Je vis ici l'un des temps forts de ma carrière. J'ai remporté quantité de belles victoires, y compris en juniors et en Coupe Davis, mais les Jeux gardent une place à part. J'accorde autant de valeur à cette médaille qu'à mes douze titres du Grand Chelem. Quand Marc Rosset est devenu champion olympique à Barcelone, j'avais 11 ans et j'en ai gardé un souvenir distinct. C'était quelque chose de marquant. A notre tour, nous apportons de la joie au pays. Ce coup de fil à Stan vaut de l'or...
Bien sûr, un titre en simple aurait eu davantage d'impact sur mon CV. Mais il n'aurait pas généré autant d'émotions, j'en suis certain (Roger Federer a péniblement réprimé ses larmes dès les premières notes de l'hymne national). Aujourd'hui, j'ai la chance de partager un rêve avec une personne que j'aime bien. Cette médaille a une grande valeur sentimentale. Voyez Michael Phelps: il n'a jamais autant exprimé sa joie qu'après ses victoires en relais. Maintenant, certains voudraient que je sois toujours aussi expressif, même quand je joue seul. De grâce, ne soyons pas stupides: si, demain, je tends mes bras vers le public pour lui prendre son électricité, comme nous l'avons fait avec Stan, j'aurai l'air d'un illuminé (éclat de rire).
Manifestement, nos chances de remporter la Coupe Davis sont désormais plus grandes que jamais, comme à l'apogée du duo Rosset/Hlasek. Je n'ai pas encore établi de planification pour 2009 mais, selon toute vraisemblance, je serai présent dès le premier tour. Nous avons une opportunité à saisir.

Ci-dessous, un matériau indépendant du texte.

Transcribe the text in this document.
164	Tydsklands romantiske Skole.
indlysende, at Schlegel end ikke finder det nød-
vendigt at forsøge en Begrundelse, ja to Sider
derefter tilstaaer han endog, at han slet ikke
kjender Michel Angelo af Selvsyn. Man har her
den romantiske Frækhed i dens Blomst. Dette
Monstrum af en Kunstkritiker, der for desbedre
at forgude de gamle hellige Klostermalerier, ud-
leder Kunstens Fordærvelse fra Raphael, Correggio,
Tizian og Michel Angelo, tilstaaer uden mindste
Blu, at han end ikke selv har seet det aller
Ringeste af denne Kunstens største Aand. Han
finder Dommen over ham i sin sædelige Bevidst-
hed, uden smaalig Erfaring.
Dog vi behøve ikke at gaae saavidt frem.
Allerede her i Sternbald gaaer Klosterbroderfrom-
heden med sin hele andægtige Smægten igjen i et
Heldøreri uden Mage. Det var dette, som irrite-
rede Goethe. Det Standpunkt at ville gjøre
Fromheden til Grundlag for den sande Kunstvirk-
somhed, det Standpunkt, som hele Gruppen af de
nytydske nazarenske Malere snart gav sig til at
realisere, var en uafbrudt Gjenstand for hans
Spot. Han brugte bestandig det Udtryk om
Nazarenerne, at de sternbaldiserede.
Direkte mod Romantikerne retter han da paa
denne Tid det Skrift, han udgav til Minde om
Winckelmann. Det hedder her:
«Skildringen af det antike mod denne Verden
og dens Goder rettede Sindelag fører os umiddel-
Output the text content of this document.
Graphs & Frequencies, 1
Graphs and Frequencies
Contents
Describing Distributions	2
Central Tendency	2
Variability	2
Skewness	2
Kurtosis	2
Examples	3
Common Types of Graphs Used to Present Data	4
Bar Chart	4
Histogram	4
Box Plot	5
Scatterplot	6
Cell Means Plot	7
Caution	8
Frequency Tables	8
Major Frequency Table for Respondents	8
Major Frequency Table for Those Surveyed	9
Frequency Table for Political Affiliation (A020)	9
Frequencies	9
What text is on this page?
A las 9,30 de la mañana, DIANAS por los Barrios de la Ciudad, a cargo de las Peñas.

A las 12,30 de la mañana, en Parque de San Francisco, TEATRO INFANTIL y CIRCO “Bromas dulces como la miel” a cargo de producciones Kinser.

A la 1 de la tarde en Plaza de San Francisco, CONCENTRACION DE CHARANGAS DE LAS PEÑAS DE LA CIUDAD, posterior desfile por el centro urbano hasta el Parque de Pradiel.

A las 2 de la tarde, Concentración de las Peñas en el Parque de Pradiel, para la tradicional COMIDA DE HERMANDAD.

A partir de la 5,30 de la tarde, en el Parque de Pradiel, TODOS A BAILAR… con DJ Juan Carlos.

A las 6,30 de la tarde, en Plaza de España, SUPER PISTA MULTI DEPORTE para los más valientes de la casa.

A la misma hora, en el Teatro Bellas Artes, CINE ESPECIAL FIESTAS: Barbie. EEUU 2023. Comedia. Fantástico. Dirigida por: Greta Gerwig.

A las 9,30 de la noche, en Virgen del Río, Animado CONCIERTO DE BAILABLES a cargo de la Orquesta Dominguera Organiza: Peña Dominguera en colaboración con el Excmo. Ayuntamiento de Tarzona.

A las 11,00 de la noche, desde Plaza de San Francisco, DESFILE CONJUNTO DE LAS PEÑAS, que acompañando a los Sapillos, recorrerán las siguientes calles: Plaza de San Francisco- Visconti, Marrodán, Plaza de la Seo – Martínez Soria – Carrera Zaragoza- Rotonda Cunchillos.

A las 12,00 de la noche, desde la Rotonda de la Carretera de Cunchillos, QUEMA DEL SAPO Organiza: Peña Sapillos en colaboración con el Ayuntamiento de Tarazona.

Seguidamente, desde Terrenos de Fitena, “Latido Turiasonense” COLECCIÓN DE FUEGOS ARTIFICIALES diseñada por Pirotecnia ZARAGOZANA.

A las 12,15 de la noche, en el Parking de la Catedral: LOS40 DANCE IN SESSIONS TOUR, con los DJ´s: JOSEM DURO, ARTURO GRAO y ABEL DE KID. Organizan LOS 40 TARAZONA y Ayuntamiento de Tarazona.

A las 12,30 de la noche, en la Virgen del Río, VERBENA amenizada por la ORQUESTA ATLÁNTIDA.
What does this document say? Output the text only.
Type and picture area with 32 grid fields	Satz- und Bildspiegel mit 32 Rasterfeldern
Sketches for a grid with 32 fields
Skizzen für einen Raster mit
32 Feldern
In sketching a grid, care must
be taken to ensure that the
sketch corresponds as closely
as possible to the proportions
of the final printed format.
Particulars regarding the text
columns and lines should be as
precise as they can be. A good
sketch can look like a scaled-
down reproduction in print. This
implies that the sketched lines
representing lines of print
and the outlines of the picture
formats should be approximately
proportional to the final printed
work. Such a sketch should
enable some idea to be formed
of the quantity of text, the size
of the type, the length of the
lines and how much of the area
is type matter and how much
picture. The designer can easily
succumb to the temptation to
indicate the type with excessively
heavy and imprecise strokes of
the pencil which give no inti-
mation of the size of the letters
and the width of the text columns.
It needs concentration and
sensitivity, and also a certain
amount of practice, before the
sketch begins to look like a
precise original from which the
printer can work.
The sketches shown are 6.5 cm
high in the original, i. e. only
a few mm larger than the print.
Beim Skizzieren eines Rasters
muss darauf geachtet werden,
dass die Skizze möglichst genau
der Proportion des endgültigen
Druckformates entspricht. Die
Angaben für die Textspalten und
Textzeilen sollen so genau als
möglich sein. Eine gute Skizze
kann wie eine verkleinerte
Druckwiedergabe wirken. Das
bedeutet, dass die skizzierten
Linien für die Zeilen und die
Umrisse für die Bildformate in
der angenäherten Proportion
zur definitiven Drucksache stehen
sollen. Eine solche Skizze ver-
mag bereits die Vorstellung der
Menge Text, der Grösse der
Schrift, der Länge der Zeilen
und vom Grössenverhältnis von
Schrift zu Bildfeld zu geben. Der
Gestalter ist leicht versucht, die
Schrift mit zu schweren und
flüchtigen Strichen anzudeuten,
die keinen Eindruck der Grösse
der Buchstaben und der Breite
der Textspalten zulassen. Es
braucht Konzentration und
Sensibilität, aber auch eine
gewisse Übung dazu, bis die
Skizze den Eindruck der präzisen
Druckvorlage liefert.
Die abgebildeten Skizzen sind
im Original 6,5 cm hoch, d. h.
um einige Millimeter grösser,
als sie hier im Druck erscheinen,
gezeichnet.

Je ne pense pas à la perte de mon statut de numéro un mondial (aujourd'hui). Je le répète depuis longtemps, Rafa mérite d'occuper cette place. Là, je regarde ma médaille et je suis heureux. Un rêve d'enfant scintille sous mes yeux. J'ai le cœur en fête et, bientôt, le reste suivra... Ce soir, nous n'avons pas besoin d'un lit, juste d'une chaise, d'un coup à boire et d'une bonne ambiance. Je ne sais pas ce que nous ferons. Cette fois, c'est le «junior» (son regard désigne Stanislas Wawrinka) qui décidera.»